Thanks to May 13, several laws infringing on basic liberties such as freedom of speech were promulgated by the executive, without Parliament's consent. To make matters worse, most of these laws stand till today — and we are still legally under a state of emergency from May 13, allowing the government to legislate on almost any matter without referring to Parliament. May 13 did more than just define the generation that came of age in the 1960s. It has huge repercussions even today.
It is difficult to pin down any specific event in the 1970s as defining that generation, but I think one could point to the steady implementation of aggressive pro-Malay affirmative action policies as defining that generation. Thousands of qualified non-Malays were denied places in universities and public scholarships to make way for less-qualified Malays in an attempt to quickly create a Malay bourgeouis class. The heavily racial sentiment that was engendered by these policies continues to haunt the nation today.
The defining event of the 1980s should be obvious — Operation Lalang, where hundreds of political dissenters from both government and opposition ranks were jailed without detention for speaking freely against government policy. This really cemented the chilling effect of our anti-freedom of speech legislation, and till today makes people fear speaking out against any policy that they feel is wrong.
Equally obvious is the defining event of the 1990s — the Asian economic crisis and the sacking of Deputy Prime Minister Anwar Ibrahim. This sparked a huge movement for reformasi (reform), and led to the birth of a new opposition party, Keadilan. The 1999 general election which followed these events was marked by a Muslim religious party, PAS, becoming the largest opposition party in Parliament. Thousands of Malaysians, Malay and non-Malay, became politically involved thanks to the sacking of Anwar.

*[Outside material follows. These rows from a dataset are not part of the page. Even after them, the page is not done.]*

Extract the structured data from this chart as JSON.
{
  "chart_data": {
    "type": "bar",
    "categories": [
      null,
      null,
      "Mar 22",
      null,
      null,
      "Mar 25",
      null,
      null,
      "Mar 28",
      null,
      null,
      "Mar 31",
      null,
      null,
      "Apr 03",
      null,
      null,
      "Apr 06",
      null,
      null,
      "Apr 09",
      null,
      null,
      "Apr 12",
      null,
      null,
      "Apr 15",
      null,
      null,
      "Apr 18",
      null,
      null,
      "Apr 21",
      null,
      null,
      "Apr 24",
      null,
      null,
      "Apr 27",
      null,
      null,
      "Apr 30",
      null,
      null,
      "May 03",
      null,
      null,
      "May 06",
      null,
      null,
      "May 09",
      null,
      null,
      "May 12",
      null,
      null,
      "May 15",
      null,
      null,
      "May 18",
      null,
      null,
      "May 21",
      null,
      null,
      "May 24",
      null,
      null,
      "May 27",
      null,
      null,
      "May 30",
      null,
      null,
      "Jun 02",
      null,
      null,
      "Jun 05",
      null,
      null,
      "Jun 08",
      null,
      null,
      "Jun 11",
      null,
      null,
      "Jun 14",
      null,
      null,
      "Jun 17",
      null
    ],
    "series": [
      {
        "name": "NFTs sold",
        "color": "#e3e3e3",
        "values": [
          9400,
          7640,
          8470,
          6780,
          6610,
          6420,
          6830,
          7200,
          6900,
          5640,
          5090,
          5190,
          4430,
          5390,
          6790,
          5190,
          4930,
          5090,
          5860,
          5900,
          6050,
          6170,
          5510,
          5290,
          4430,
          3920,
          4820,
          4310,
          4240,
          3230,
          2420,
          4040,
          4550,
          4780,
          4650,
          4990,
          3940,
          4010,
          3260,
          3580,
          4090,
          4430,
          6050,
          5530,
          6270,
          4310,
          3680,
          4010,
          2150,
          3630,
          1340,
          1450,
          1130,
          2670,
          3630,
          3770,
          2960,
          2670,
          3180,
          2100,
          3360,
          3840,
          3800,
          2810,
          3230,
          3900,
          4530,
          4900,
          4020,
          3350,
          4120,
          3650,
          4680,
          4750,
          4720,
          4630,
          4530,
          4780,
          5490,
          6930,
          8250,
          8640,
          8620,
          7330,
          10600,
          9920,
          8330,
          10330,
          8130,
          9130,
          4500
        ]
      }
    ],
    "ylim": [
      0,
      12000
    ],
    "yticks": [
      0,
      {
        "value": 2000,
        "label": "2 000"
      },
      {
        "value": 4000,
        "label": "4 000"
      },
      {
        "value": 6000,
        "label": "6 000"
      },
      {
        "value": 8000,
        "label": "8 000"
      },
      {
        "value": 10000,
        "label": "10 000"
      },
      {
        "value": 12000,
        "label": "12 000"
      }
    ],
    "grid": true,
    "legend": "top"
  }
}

And as for this decade? Since history is in the process of being written, we cannot say for sure. It is possible that the defining event of our decade has not even occurred yet. But one might contend provisionally that the slow expansion of ketuanan Melayu to the forefront of political debate has defined this generation. The non-Malay youth of today are growing more discontent with these racial policies, and not having been exposed to the tragedy of May 13 or the Malayan Union, they are not going to back down so easily.
Perhaps, if one is an optimist, one might say that this generation could be the one that saves Malaysia and ends its dark past of racial and corrupt policies. One thing is for sure: if this generation can't make the best of what it's got to work for change, things are going to be a lot harder for the next generation to come.